Posted by Phoenix Woman on March 13, 2009

Spring is coming to the Upper Midwest, and with it road construction season. Thanks to the stimulus package, lots of long-neglected road projects are going to be dealt with, providing jobs and money for tens of thousands of Minnesota workers:

The impact of the stimulus dollars?

“I’m hoping we’ll have everyone working,” said Glen Johnson, business manager of Local 49 of the Operating Engineers Union.

That means 13,000 people from one union alone will be collecting paychecks. Non-union operators also will be getting work, especially in Greater Minnesota regions where unions aren’t as strong. And unlike last summer, Johnson said, virtually everyone should be working full time, plus overtime.

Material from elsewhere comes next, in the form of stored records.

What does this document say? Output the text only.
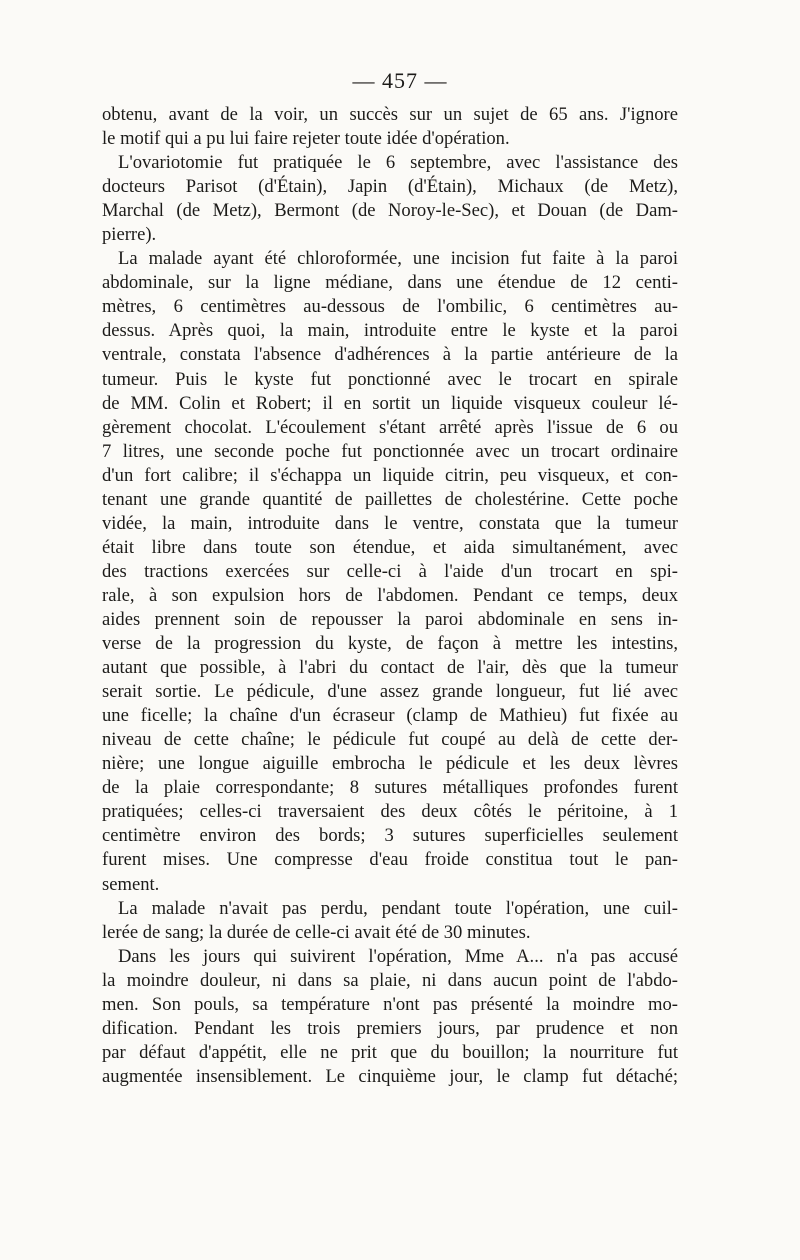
— 457 —
obtenu, avant de la voir, un succès sur un sujet de 65 ans. J'ignore
le motif qui a pu lui faire rejeter toute idée d'opération.
L'ovariotomie fut pratiquée le 6 septembre, avec l'assistance des
docteurs Parisot (d'Étain), Japin (d'Étain), Michaux (de Metz),
Marchal (de Metz), Bermont (de Noroy-le-Sec), et Douan (de Dam-
pierre).
La malade ayant été chloroformée, une incision fut faite à la paroi
abdominale, sur la ligne médiane, dans une étendue de 12 centi-
mètres, 6 centimètres au-dessous de l'ombilic, 6 centimètres au-
dessus. Après quoi, la main, introduite entre le kyste et la paroi
ventrale, constata l'absence d'adhérences à la partie antérieure de la
tumeur. Puis le kyste fut ponctionné avec le trocart en spirale
de MM. Colin et Robert; il en sortit un liquide visqueux couleur lé-
gèrement chocolat. L'écoulement s'étant arrêté après l'issue de 6 ou
7 litres, une seconde poche fut ponctionnée avec un trocart ordinaire
d'un fort calibre; il s'échappa un liquide citrin, peu visqueux, et con-
tenant une grande quantité de paillettes de cholestérine. Cette poche
vidée, la main, introduite dans le ventre, constata que la tumeur
était libre dans toute son étendue, et aida simultanément, avec
des tractions exercées sur celle-ci à l'aide d'un trocart en spi-
rale, à son expulsion hors de l'abdomen. Pendant ce temps, deux
aides prennent soin de repousser la paroi abdominale en sens in-
verse de la progression du kyste, de façon à mettre les intestins,
autant que possible, à l'abri du contact de l'air, dès que la tumeur
serait sortie. Le pédicule, d'une assez grande longueur, fut lié avec
une ficelle; la chaîne d'un écraseur (clamp de Mathieu) fut fixée au
niveau de cette chaîne; le pédicule fut coupé au delà de cette der-
nière; une longue aiguille embrocha le pédicule et les deux lèvres
de la plaie correspondante; 8 sutures métalliques profondes furent
pratiquées; celles-ci traversaient des deux côtés le péritoine, à 1
centimètre environ des bords; 3 sutures superficielles seulement
furent mises. Une compresse d'eau froide constitua tout le pan-
sement.
La malade n'avait pas perdu, pendant toute l'opération, une cuil-
lerée de sang; la durée de celle-ci avait été de 30 minutes.
Dans les jours qui suivirent l'opération, Mme A... n'a pas accusé
la moindre douleur, ni dans sa plaie, ni dans aucun point de l'abdo-
men. Son pouls, sa température n'ont pas présenté la moindre mo-
dification. Pendant les trois premiers jours, par prudence et non
par défaut d'appétit, elle ne prit que du bouillon; la nourriture fut
augmentée insensiblement. Le cinquième jour, le clamp fut détaché;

“Most of our people were working last summer,”Johnson said, “but we had a lot of guys working four-day weeks so that everyone could have a job.”

Johnson is sensitive to the suggestion that operating engineers are being paid too much.

“I saw one report saying our guys make $50 an hour,” he said. “What they didn’t say is that most of our guys have nine months to work. They didn’t say that that $50 an hour includes all benefits. They didn’t say our guys get paid only if they work. If it’s raining and they can’t work, they don’t get paid.”

Johnson is a huge believer in the ripple effect of construction work.

“It’s said that every dollar spent on construction touches 10 hands,” he said. “… When our guys are working, the pavers are working. When we’re working, the people who make tires are working. And most of the money being spent is spent locally.”

This is excellent, excellent news. And this is just one chunk of the stimulus money allocation for just one state.

2 Responses to “Minnesota’s Construction Workers Grateful For Stimulus Money”

  1. joel hanes said

    Just the sort of thing that Pawlenty has made his career by opposing, yes?

  2. Egggszacktly, Joel. I’m hoping his poor showing in the CPAC poll — and his dropping approval numbers at home — may have finally convinced him not to destroy the state just so he has a shot at the Republican presidential nomination.